Will setting 512Mb be better in case the whole volume size is only 190Gb?


> > b) Are you loading data from the datanode?
> > Yes. But the datanode is running on same node as namenode (i have very
> small cluster, only 5 servers and wasting one node only for
> namenode/jobtracker seemed unreasonable to me)
>
> Where the NN is running is irrelevant to this particular problem.
>
> The problem is that if you start your data load on a machine also running a
> datanode process, the data will get put onto that node first.  This will
> cause your DFS to be majorly unbalanced.
>
> It is much better to load the data from another host outside the grid.
>

Does hadoop detect/distinct the client that uploads data from datanode and
not from datanode?
lets say I execute

hadoop -put someFile hdfs://namenode.mycompany.com/

from namenode.mycompany.com and from some other pc. Will it be any different
for hadoop and will hadoop orgonize data more balanced in the last case?

Thank you very much for replies,
Vitaliy S

Re: hdfs system crashes when loading files bigger than local space left

Posted by Allen Wittenauer <aw...@linkedin.com>.
On Jul 15, 2010, at 1:11 AM, Vitaliy Semochkin wrote:

> >a) Have you set a reserved size for hdfs?
> Yes. I set 128Mb as reserved size.

That is likely way too small.

> b) Are you loading data from the datanode?
> Yes. But the datanode is running on same node as namenode (i have very small cluster, only 5 servers and wasting one node only for namenode/jobtracker seemed unreasonable to me)

Where the NN is running is irrelevant to this particular problem.
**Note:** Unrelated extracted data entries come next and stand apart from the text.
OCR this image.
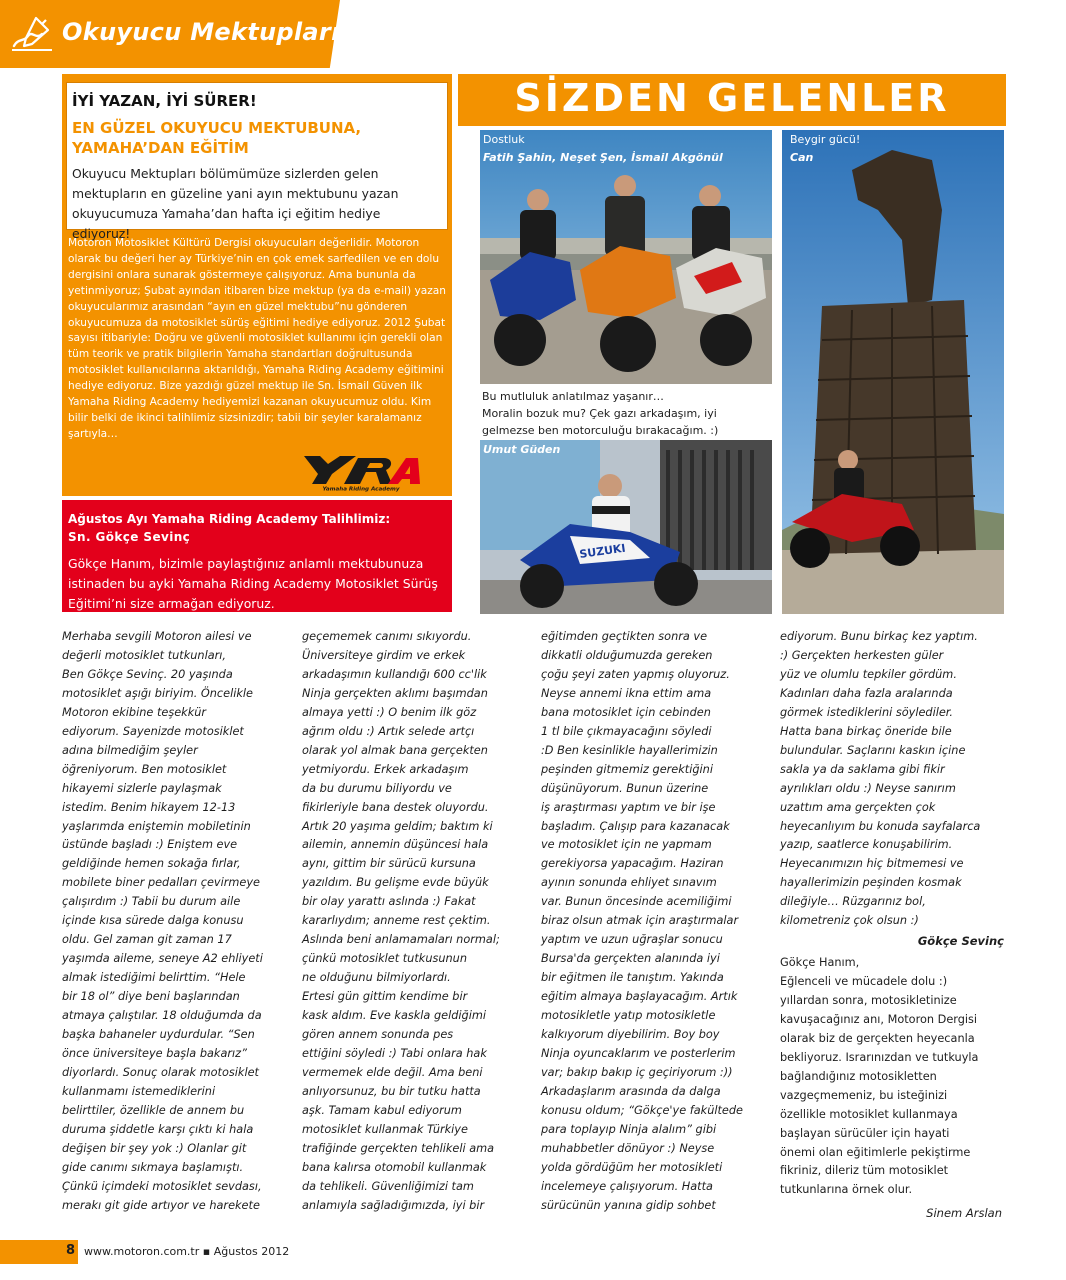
Okuyucu Mektupları
İYİ YAZAN, İYİ SÜRER!
EN GÜZEL OKUYUCU MEKTUBUNA, YAMAHA’DAN EĞİTİM
Okuyucu Mektupları bölümümüze sizlerden gelen mektupların en güzeline yani ayın mektubunu yazan okuyucumuza Yamaha’dan hafta içi eğitim hediye ediyoruz!
Motoron Motosiklet Kültürü Dergisi okuyucuları değerlidir. Motoron olarak bu değeri her ay Türkiye’nin en çok emek sarfedilen ve en dolu dergisini onlara sunarak göstermeye çalışıyoruz. Ama bununla da yetinmiyoruz; Şubat ayından itibaren bize mektup (ya da e-mail) yazan okuyucularımız arasından “ayın en güzel mektubu”nu gönderen okuyucumuza da motosiklet sürüş eğitimi hediye ediyoruz. 2012 Şubat sayısı itibariyle: Doğru ve güvenli motosiklet kullanımı için gerekli olan tüm teorik ve pratik bilgilerin Yamaha standartları doğrultusunda motosiklet kullanıcılarına aktarıldığı, Yamaha Riding Academy eğitimini hediye ediyoruz. Bize yazdığı güzel mektup ile Sn. İsmail Güven ilk Yamaha Riding Academy hediyemizi kazanan okuyucumuz oldu. Kim bilir belki de ikinci talihlimiz sizsinizdir; tabii bir şeyler karalamanız şartıyla…
Yamaha Riding Academy
Ağustos Ayı Yamaha Riding Academy Talihlimiz:
Sn. Gökçe Sevinç
Gökçe Hanım, bizimle paylaştığınız anlamlı mektubunuza istinaden bu ayki Yamaha Riding Academy Motosiklet Sürüş Eğitimi’ni size armağan ediyoruz.
SİZDEN GELENLER
Dostluk
Fatih Şahin, Neşet Şen, İsmail Akgönül
Bu mutluluk anlatılmaz yaşanır…
Moralin bozuk mu? Çek gazı arkadaşım, iyi gelmezse ben motorculuğu bırakacağım. :)
SUZUKI
Umut Güden
Beygir gücü!
Can
Merhaba sevgili Motoron ailesi ve
değerli motosiklet tutkunları,
Ben Gökçe Sevinç. 20 yaşında
motosiklet aşığı biriyim. Öncelikle
Motoron ekibine teşekkür
ediyorum. Sayenizde motosiklet
adına bilmediğim şeyler
öğreniyorum. Ben motosiklet
hikayemi sizlerle paylaşmak
istedim. Benim hikayem 12-13
yaşlarımda eniştemin mobiletinin
üstünde başladı :) Eniştem eve
geldiğinde hemen sokağa fırlar,
mobilete biner pedalları çevirmeye
çalışırdım :) Tabii bu durum aile
içinde kısa sürede dalga konusu
oldu. Gel zaman git zaman 17
yaşımda aileme, seneye A2 ehliyeti
almak istediğimi belirttim. “Hele
bir 18 ol” diye beni başlarından
atmaya çalıştılar. 18 olduğumda da
başka bahaneler uydurdular. “Sen
önce üniversiteye başla bakarız”
diyorlardı. Sonuç olarak motosiklet
kullanmamı istemediklerini
belirttiler, özellikle de annem bu
duruma şiddetle karşı çıktı ki hala
değişen bir şey yok :) Olanlar git
gide canımı sıkmaya başlamıştı.
Çünkü içimdeki motosiklet sevdası,
merakı git gide artıyor ve harekete
geçememek canımı sıkıyordu.
Üniversiteye girdim ve erkek
arkadaşımın kullandığı 600 cc'lik
Ninja gerçekten aklımı başımdan
almaya yetti :) O benim ilk göz
ağrım oldu :) Artık selede artçı
olarak yol almak bana gerçekten
yetmiyordu. Erkek arkadaşım
da bu durumu biliyordu ve
fikirleriyle bana destek oluyordu.
Artık 20 yaşıma geldim; baktım ki
ailemin, annemin düşüncesi hala
aynı, gittim bir sürücü kursuna
yazıldım. Bu gelişme evde büyük
bir olay yarattı aslında :) Fakat
kararlıydım; anneme rest çektim.
Aslında beni anlamamaları normal;
çünkü motosiklet tutkusunun
ne olduğunu bilmiyorlardı.
Ertesi gün gittim kendime bir
kask aldım. Eve kaskla geldiğimi
gören annem sonunda pes
ettiğini söyledi :) Tabi onlara hak
vermemek elde değil. Ama beni
anlıyorsunuz, bu bir tutku hatta
aşk. Tamam kabul ediyorum
motosiklet kullanmak Türkiye
trafiğinde gerçekten tehlikeli ama
bana kalırsa otomobil kullanmak
da tehlikeli. Güvenliğimizi tam
anlamıyla sağladığımızda, iyi bir
eğitimden geçtikten sonra ve
dikkatli olduğumuzda gereken
çoğu şeyi zaten yapmış oluyoruz.
Neyse annemi ikna ettim ama
bana motosiklet için cebinden
1 tl bile çıkmayacağını söyledi
:D Ben kesinlikle hayallerimizin
peşinden gitmemiz gerektiğini
düşünüyorum. Bunun üzerine
iş araştırması yaptım ve bir işe
başladım. Çalışıp para kazanacak
ve motosiklet için ne yapmam
gerekiyorsa yapacağım. Haziran
ayının sonunda ehliyet sınavım
var. Bunun öncesinde acemiliğimi
biraz olsun atmak için araştırmalar
yaptım ve uzun uğraşlar sonucu
Bursa'da gerçekten alanında iyi
bir eğitmen ile tanıştım. Yakında
eğitim almaya başlayacağım. Artık
motosikletle yatıp motosikletle
kalkıyorum diyebilirim. Boy boy
Ninja oyuncaklarım ve posterlerim
var; bakıp bakıp iç geçiriyorum :))
Arkadaşlarım arasında da dalga
konusu oldum; “Gökçe'ye fakültede
para toplayıp Ninja alalım” gibi
muhabbetler dönüyor :) Neyse
yolda gördüğüm her motosikleti
incelemeye çalışıyorum. Hatta
sürücünün yanına gidip sohbet
ediyorum. Bunu birkaç kez yaptım.
:) Gerçekten herkesten güler
yüz ve olumlu tepkiler gördüm.
Kadınları daha fazla aralarında
görmek istediklerini söylediler.
Hatta bana birkaç öneride bile
bulundular. Saçlarını kaskın içine
sakla ya da saklama gibi fikir
ayrılıkları oldu :) Neyse sanırım
uzattım ama gerçekten çok
heyecanlıyım bu konuda sayfalarca
yazıp, saatlerce konuşabilirim.
Heyecanımızın hiç bitmemesi ve
hayallerimizin peşinden kosmak
dileğiyle… Rüzgarınız bol,
kilometreniz çok olsun :)
Gökçe Sevinç
Gökçe Hanım,
Eğlenceli ve mücadele dolu :)
yıllardan sonra, motosikletinize
kavuşacağınız anı, Motoron Dergisi
olarak biz de gerçekten heyecanla
bekliyoruz. Israrınızdan ve tutkuyla
bağlandığınız motosikletten
vazgeçmemeniz, bu isteğinizi
özellikle motosiklet kullanmaya
başlayan sürücüler için hayati
önemi olan eğitimlerle pekiştirme
fikriniz, dileriz tüm motosiklet
tutkunlarına örnek olur.
Sinem Arslan
8 www.motoron.com.tr ▪ Ağustos 2012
The problem is that if you start your data load on a machine also running a datanode process, the data will get put onto that node first.  This will cause your DFS to be majorly unbalanced.

It is much better to load the data from another host outside the grid.


Re: hdfs system crashes when loading files bigger than local space left

Posted by Vitaliy Semochkin <vi...@gmail.com>.
>a) Have you set a reserved size for hdfs?
Yes. I set 128Mb as reserved size.

b) Are you loading data from the datanode?
Yes. But the datanode is running on same node as namenode (i have very small
cluster, only 5 servers and wasting one node only for namenode/jobtracker
seemed unreasonable to me)

On Wed, Jul 14, 2010 at 7:23 PM, Allen Wittenauer
<aw...@linkedin.com>wrote:

>
> On Jul 14, 2010, at 4:16 AM, Vitaliy Semochkin wrote:
> > Sometimes hadoop allows to load amount of data bigger than local space on
> the node.
> > Sometimes hadoop crashes and I have to reformat hdfs.
>
> a) Have you set a reserved size for hdfs?
>
> b) Are you loading data from the datanode?
>
>
>

Re: hdfs system crashes when loading files bigger than local space left

Posted by Allen Wittenauer <aw...@linkedin.com>.
On Jul 14, 2010, at 4:16 AM, Vitaliy Semochkin wrote:
> Sometimes hadoop allows to load amount of data bigger than local space on the node.
> Sometimes hadoop crashes and I have to reformat hdfs.

a) Have you set a reserved size for hdfs?

b) Are you loading data from the datanode?